Her response? Exactly what I needed to hear, like always. “Why is that a bad thing Case?”

The truth is, there’s no need for a guilt trip for advancing to new beginnings and levels. Sometimes I really question myself because I’m SO good at this. Like damn, will I ever be content with another individual for a long period of time? To grow into each other and not a part? But I think I’ve finally stopped worrying about that because… who cares? I’m realizing that there are SO many other things to be concerned about than that right now. There are SO many other things to be grateful and excited about.

When it comes to balancing my purpose and my work place, I’m still figuring it out day by day but realizing it’s not impossible. Challenging, yes, but not impossible. Because anything is possible. To keep it all the way real with you though, a typical day for me lately has been my alarm going off at 5 AM, me hitting snooze until 5:45 AM, squeezing in a quick 10 minute meditation, getting dressed and heading out for my 45-minute commute to work (guess who can’t wait to move?). This change definitely made me look back on the year that I was a full time entrepreneur and realize I wasn’t taking it as serious as I should have been. Not to not give myself credit for all the hard work I did do but I was sleeping in and hanging out like I had already got to where I wanted to be. Now that my time is limited, my process and time is way more strategic and devoted. I appreciate the change honestly. I was waaaaay too comfortable.

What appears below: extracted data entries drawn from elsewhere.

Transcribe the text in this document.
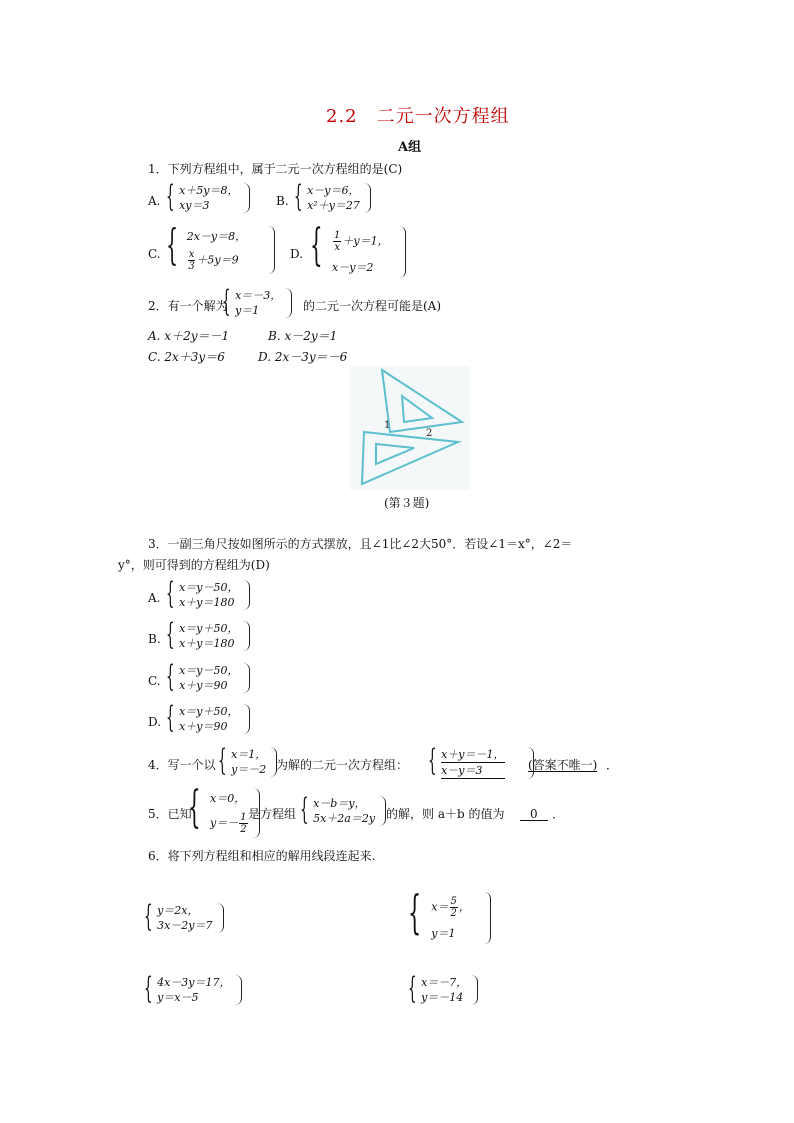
2.2　二元一次方程组
A组
1．下列方程组中，属于二元一次方程组的是(C)
A. { x＋5y＝8，
xy＝3	B. { x－y＝6，
x²＋y＝27
C. { 2x－y＝8，
$\frac{x}{3} +5y=9$	D. { $\frac{1}{x} +y=1$，
x－y＝2
2．有一个解为
{ x＝－3，
y＝1	的二元一次方程可能是(A)
A. x＋2y＝－1	B. x－2y＝1
C. 2x＋3y＝6	D. 2x－3y＝－6
1
2
(第３题)
3．一副三角尺按如图所示的方式摆放，且∠1比∠2大50°．若设∠1＝x°，∠2＝
y°，则可得到的方程组为(D)
A. { x＝y－50，
x＋y＝180
B. { x＝y＋50，
x＋y＝180
C. { x＝y－50，
x＋y＝90
D. { x＝y＋50，
x＋y＝90
4．写一个以 { x＝1，
y＝－2 为解的二元一次方程组： { x＋y＝－1，
x－y＝3	(答案不唯一) ．
5．已知
{ x＝0，
$y=- \frac{1}{2}$ 是方程组 { x－b＝y，
5x＋2a＝2y 的解，则 a＋b 的值为	0	．
6．将下列方程组和相应的解用线段连起来.
{ y＝2x，
3x－2y＝7	{ $x= \frac{5}{2}$ ，
y＝1
{ 4x－3y＝17，
y＝x－5	{ x＝－7，
y＝－14
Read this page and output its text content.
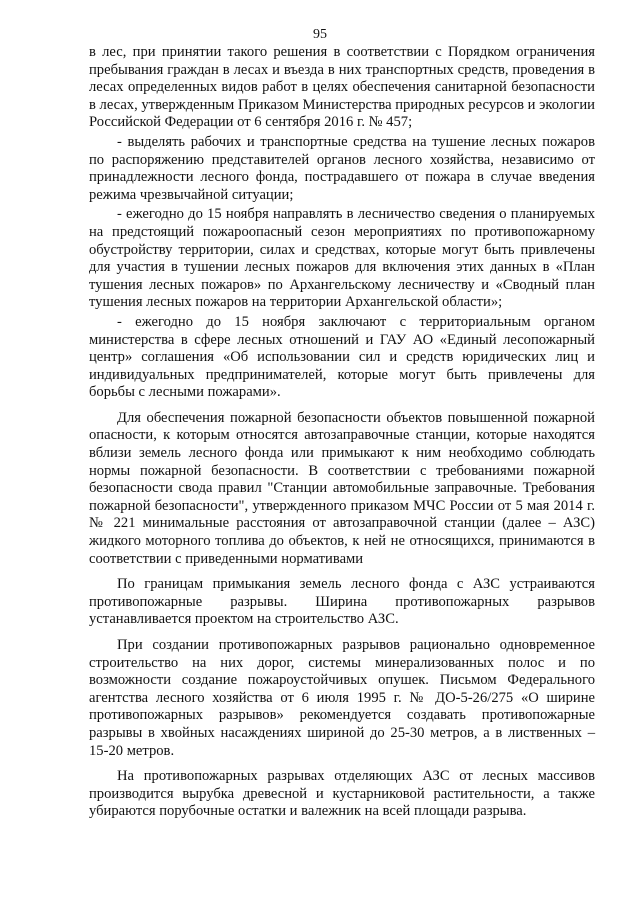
95

в лес, при принятии такого решения в соответствии с Порядком ограничения пребывания граждан в лесах и въезда в них транспортных средств, проведения в лесах определенных видов работ в целях обеспечения санитарной безопасности в лесах, утвержденным Приказом Министерства природных ресурсов и экологии Российской Федерации от 6 сентября 2016 г. № 457;

- выделять рабочих и транспортные средства на тушение лесных пожаров по распоряжению представителей органов лесного хозяйства, независимо от принадлежности лесного фонда, пострадавшего от пожара в случае введения режима чрезвычайной ситуации;

- ежегодно до 15 ноября направлять в лесничество сведения о планируемых на предстоящий пожароопасный сезон мероприятиях по противопожарному обустройству территории, силах и средствах, которые могут быть привлечены для участия в тушении лесных пожаров для включения этих данных в «План тушения лесных пожаров» по Архангельскому лесничеству и «Сводный план тушения лесных пожаров на территории Архангельской области»;

- ежегодно до 15 ноября заключают с территориальным органом министерства в сфере лесных отношений и ГАУ АО «Единый лесопожарный центр» соглашения «Об использовании сил и средств юридических лиц и индивидуальных предпринимателей, которые могут быть привлечены для борьбы с лесными пожарами».

Для обеспечения пожарной безопасности объектов повышенной пожарной опасности, к которым относятся автозаправочные станции, которые находятся вблизи земель лесного фонда или примыкают к ним необходимо соблюдать нормы пожарной безопасности. В соответствии с требованиями пожарной безопасности свода правил "Станции автомобильные заправочные. Требования пожарной безопасности", утвержденного приказом МЧС России от 5 мая 2014 г. № 221 минимальные расстояния от автозаправочной станции (далее – АЗС) жидкого моторного топлива до объектов, к ней не относящихся, принимаются в соответствии с приведенными нормативами

По границам примыкания земель лесного фонда с АЗС устраиваются противопожарные разрывы. Ширина противопожарных разрывов устанавливается проектом на строительство АЗС.

При создании противопожарных разрывов рационально одновременное строительство на них дорог, системы минерализованных полос и по возможности создание пожароустойчивых опушек. Письмом Федерального агентства лесного хозяйства от 6 июля 1995 г. № ДО-5-26/275 «О ширине противопожарных разрывов» рекомендуется создавать противопожарные разрывы в хвойных насаждениях шириной до 25-30 метров, а в лиственных – 15-20 метров.

На противопожарных разрывах отделяющих АЗС от лесных массивов производится вырубка древесной и кустарниковой растительности, а также убираются порубочные остатки и валежник на всей площади разрыва.
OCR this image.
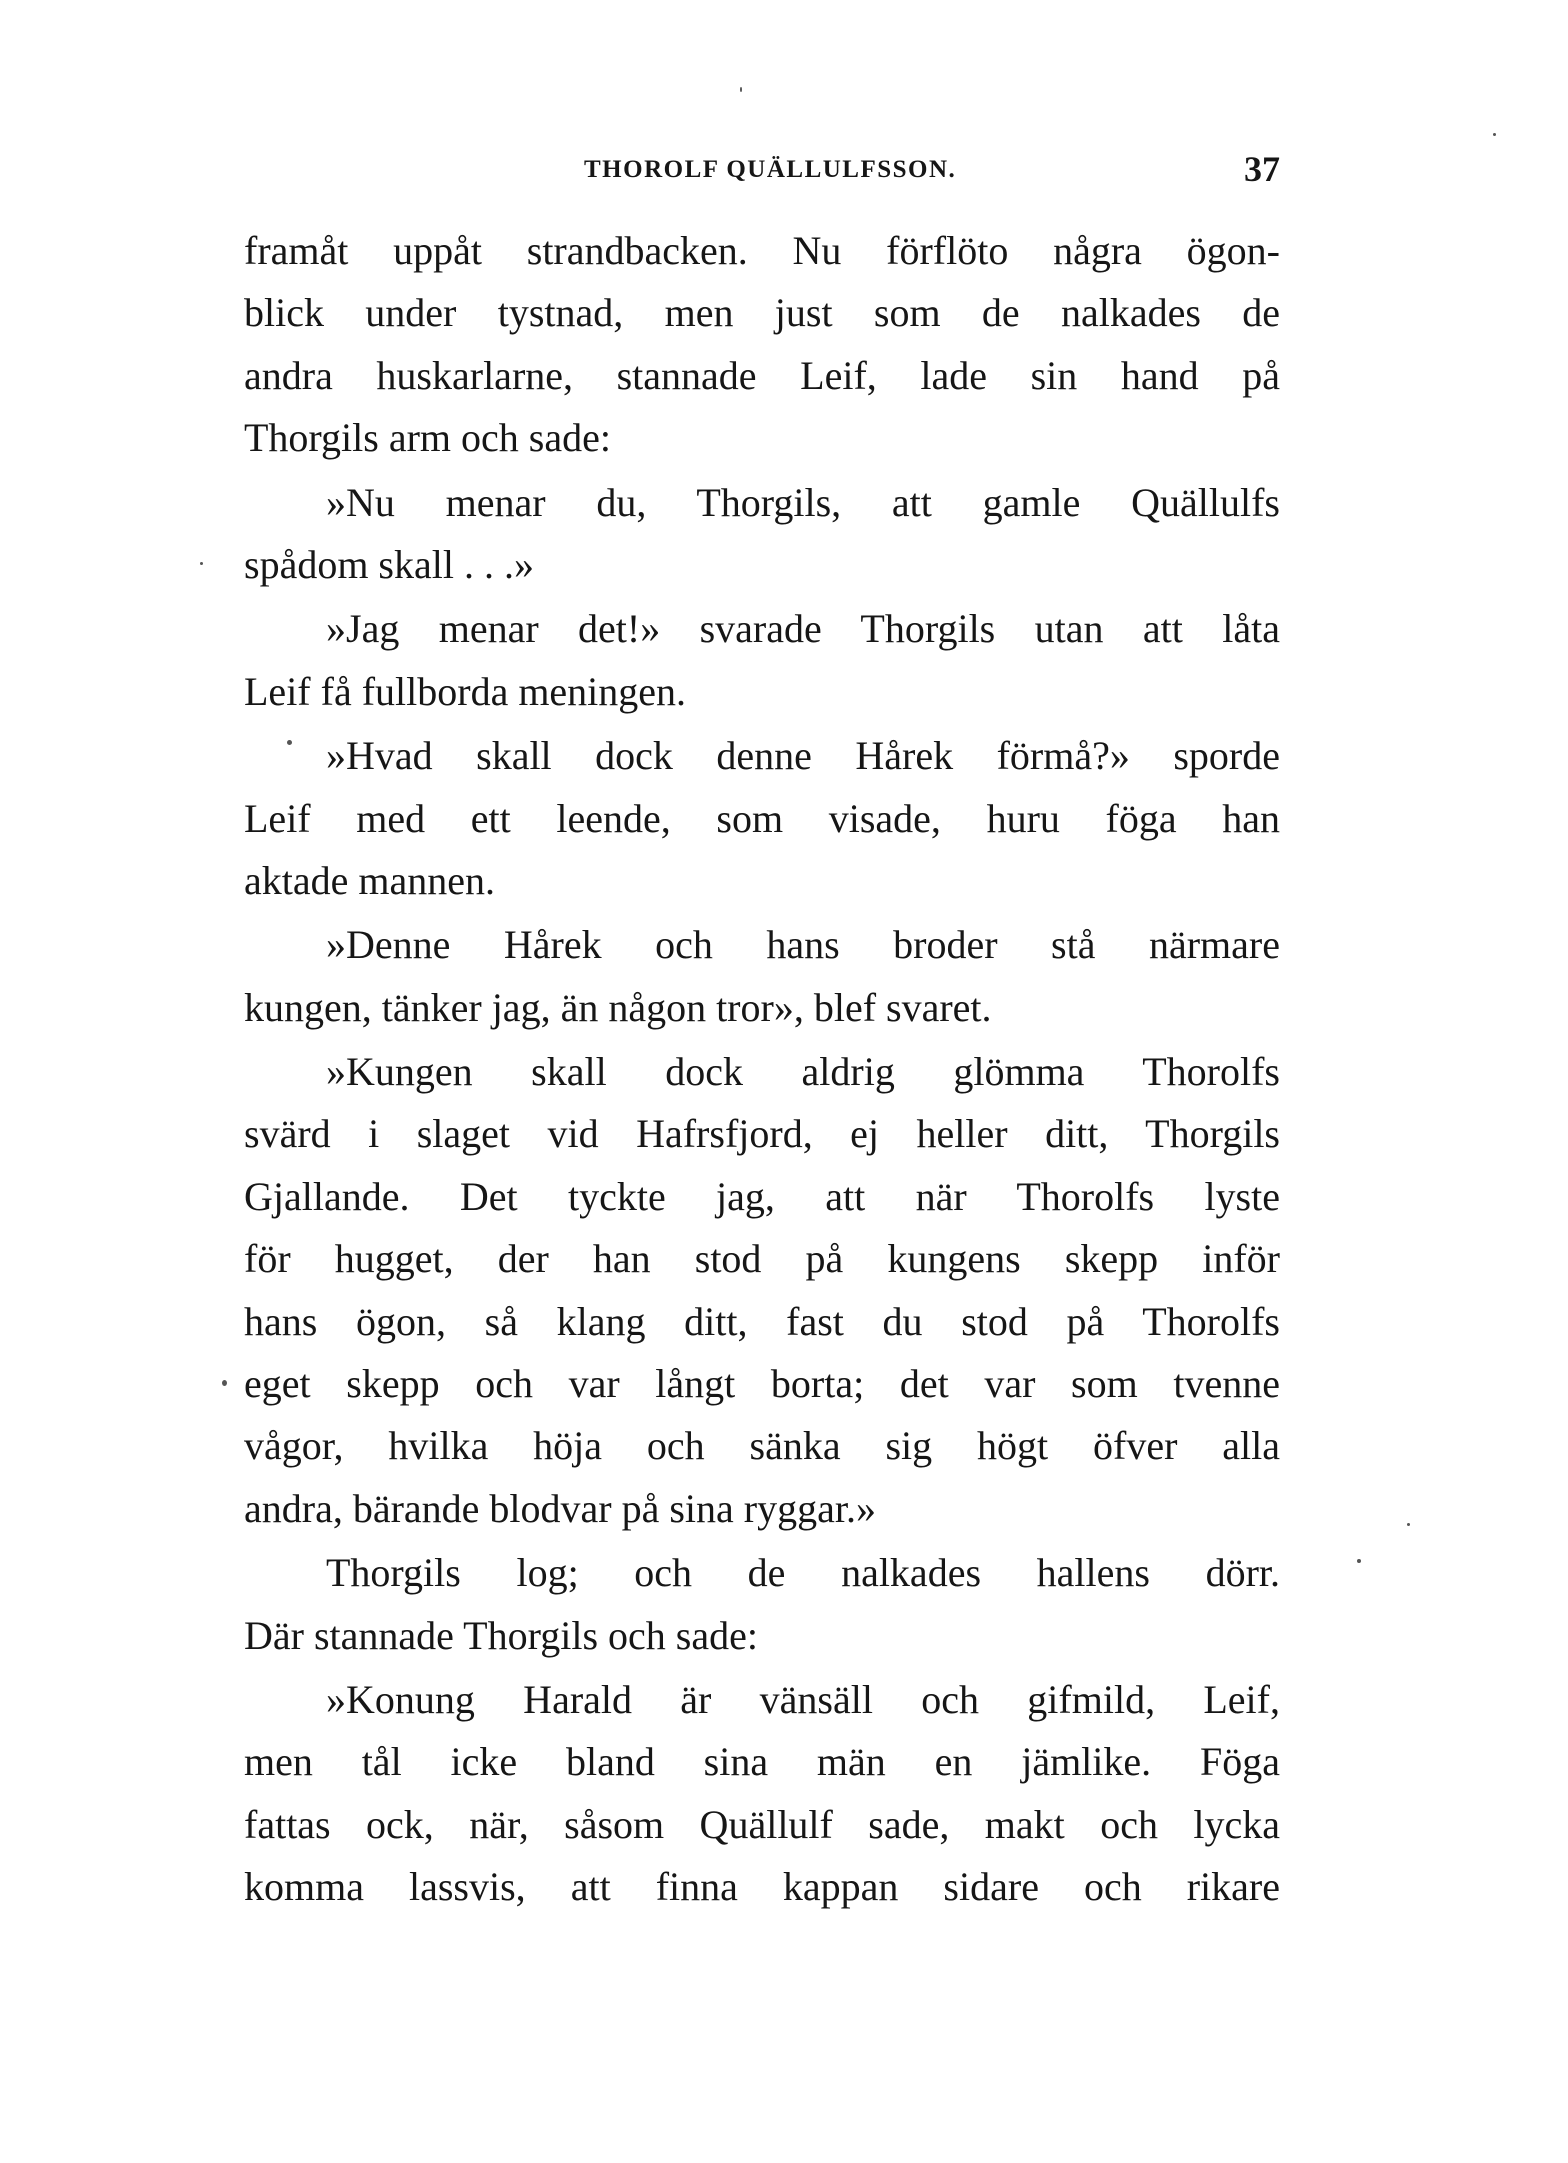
THOROLF QUÄLLULFSSON.	37
framåt uppåt strandbacken. Nu förflöto några ögon-
blick under tystnad, men just som de nalkades de
andra huskarlarne, stannade Leif, lade sin hand på
Thorgils arm och sade:
»Nu menar du, Thorgils, att gamle Quällulfs
spådom skall . . .»
»Jag menar det!» svarade Thorgils utan att låta
Leif få fullborda meningen.
»Hvad skall dock denne Hårek förmå?» sporde
Leif med ett leende, som visade, huru föga han
aktade mannen.
»Denne Hårek och hans broder stå närmare
kungen, tänker jag, än någon tror», blef svaret.
»Kungen skall dock aldrig glömma Thorolfs
svärd i slaget vid Hafrsfjord, ej heller ditt, Thorgils
Gjallande. Det tyckte jag, att när Thorolfs lyste
för hugget, der han stod på kungens skepp inför
hans ögon, så klang ditt, fast du stod på Thorolfs
eget skepp och var långt borta; det var som tvenne
vågor, hvilka höja och sänka sig högt öfver alla
andra, bärande blodvar på sina ryggar.»
Thorgils log; och de nalkades hallens dörr.
Där stannade Thorgils och sade:
»Konung Harald är vänsäll och gifmild, Leif,
men tål icke bland sina män en jämlike. Föga
fattas ock, när, såsom Quällulf sade, makt och lycka
komma lassvis, att finna kappan sidare och rikare
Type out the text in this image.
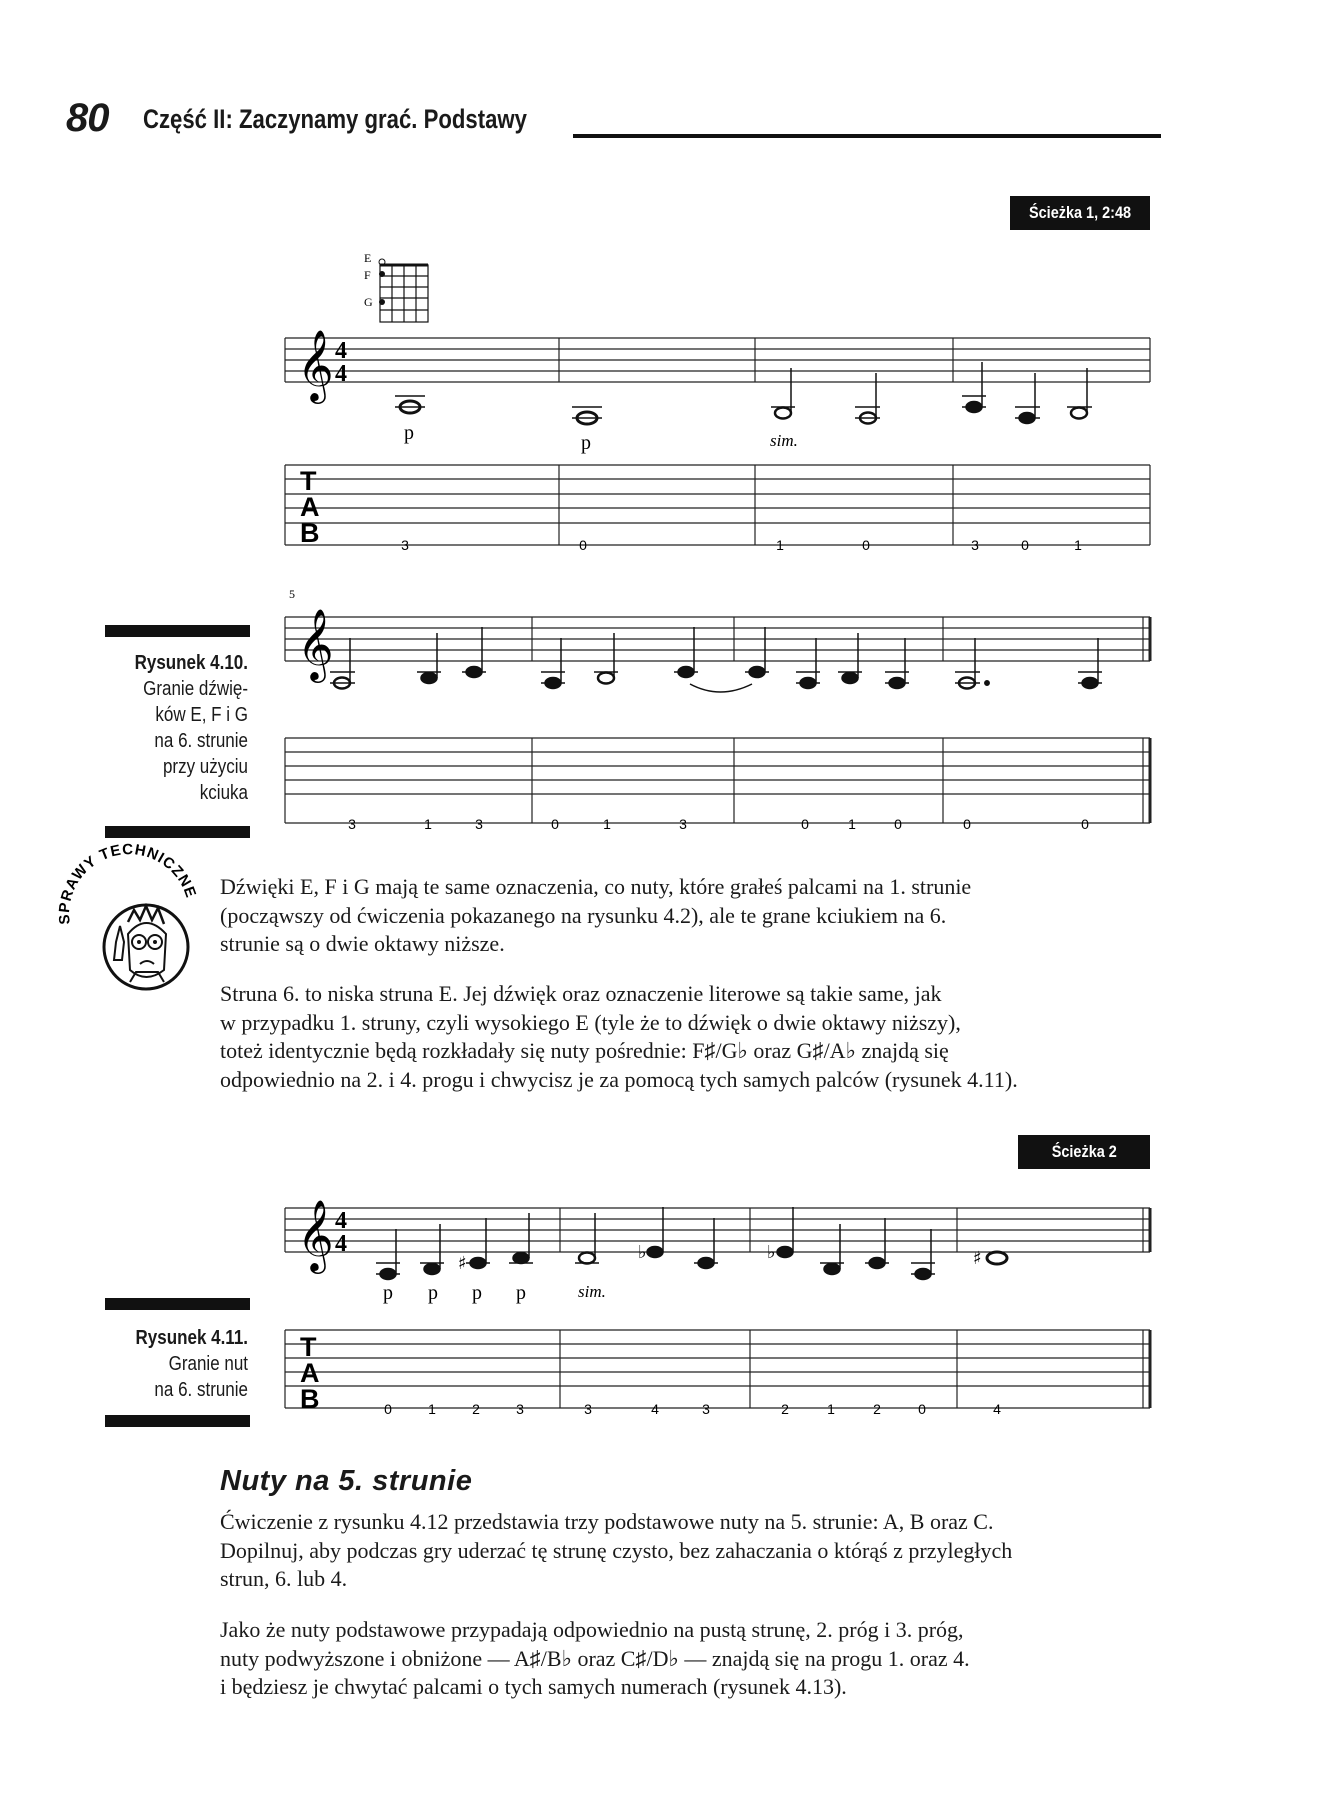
80 Część II: Zaczynamy grać. Podstawy
Ścieżka 1, 2:48
E
F
G
𝄞 4
4
p	p	sim.
T
A
B	3	0	1	0	3	0	1
5
𝄞
3	1	3	0	1	3	0	1	0	0	0
Rysunek 4.10.
Granie dźwię-
ków E, F i G
na 6. strunie
przy użyciu
kciuka
SPRAWY TECHNICZNE Dźwięki E, F i G mają te same oznaczenia, co nuty, które grałeś palcami na 1. strunie

(począwszy od ćwiczenia pokazanego na rysunku 4.2), ale te grane kciukiem na 6.

strunie są o dwie oktawy niższe.

Struna 6. to niska struna E. Jej dźwięk oraz oznaczenie literowe są takie same, jak

w przypadku 1. struny, czyli wysokiego E (tyle że to dźwięk o dwie oktawy niższy),

toteż identycznie będą rozkładały się nuty pośrednie: F♯/G♭ oraz G♯/A♭ znajdą się

odpowiednio na 2. i 4. progu i chwycisz je za pomocą tych samych palców (rysunek 4.11).

Ścieżka 2
𝄞 4
4
♯
♭	♭	♯
p p p p	sim.
T
A
B	0	1	2	3	3	4	3	2	1	2	0	4
Rysunek 4.11.
Granie nut
na 6. strunie
Nuty na 5. strunie

Ćwiczenie z rysunku 4.12 przedstawia trzy podstawowe nuty na 5. strunie: A, B oraz C.

Dopilnuj, aby podczas gry uderzać tę strunę czysto, bez zahaczania o którąś z przyległych

strun, 6. lub 4.

Jako że nuty podstawowe przypadają odpowiednio na pustą strunę, 2. próg i 3. próg,

nuty podwyższone i obniżone — A♯/B♭ oraz C♯/D♭ — znajdą się na progu 1. oraz 4.

i będziesz je chwytać palcami o tych samych numerach (rysunek 4.13).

I think transitioning to a high raw diet has honestly made my mindset way more positive than it might’ve been in the past. I’ve become the person with the positive outlook on a negative situation! This is monumental because I tend to be a little pessimistic at times (Hi, I have Capricorn all over my natal chart.) I’ve been training the critic in my head to be a cheerleader daily. You know how EASY it is to be mean to yourself? Challenge yourself. Like literally as soon as you hear yourself coming at yourself, stop. Assess. Breathe through it and change your perspective. By eating foods that literally boost me with energy and vibrations, it transcends externally from me. I challenge you to record your eating habits + moods for a week or two and reflect on them. I promise you that you are what you eat.

All and all, I feel good. Like really really really good. Everyone seems to be so “Omg it’s going to be okay!” towards me and it’s like, man… I know that more than ever right now. I’m so much better than okay.